Par une ordonnance du 3 août 2023, la clôture de l’instruction a été fixée au 19 septembre
2023 à 18h00, puis rouverte jusqu’à trois jours francs avant l’audience par la transmission du mémoire de MM. A, B et C, enregistré le 21 septembre 2023 et régularisé le 25 septembre suivant.

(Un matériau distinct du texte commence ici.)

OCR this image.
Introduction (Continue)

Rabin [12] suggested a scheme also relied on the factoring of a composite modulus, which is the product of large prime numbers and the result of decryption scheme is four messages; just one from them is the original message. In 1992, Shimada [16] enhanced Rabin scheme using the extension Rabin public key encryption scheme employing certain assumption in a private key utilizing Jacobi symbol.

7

Vu les autres pièces du dossier.
Vu :
- le code de la santé publique dans sa version applicable avant l’entrée en vigueur du décret n° 2022-381 du 16 mars 2022 pris pour l’application du titre III du livre II de la quatrième partie de ce code ;
- le code du travail ;
- la loi n° 2021-689 du 31 mai 2021 relative à la gestion de la sortie de la crise sanitaire ;
- l’ordonnance n° 2020-1402 du 18 novembre 2020 ;
- le décret n° 2020-1406 du 18 novembre 2020 ;
- l’arrêté n° 2001-341 du 31 octobre 2001 portant sur la fermeture dominicale des officines de pharmacie dans les … ;
- l’arrêté du 5 février 2016 délimitant une zone touristique internationale à … en application de l’article L. 3132-24 du code du travail ;
- le code de justice administrative.
AKs parties ont été régulièrement averties du jour de l’audience.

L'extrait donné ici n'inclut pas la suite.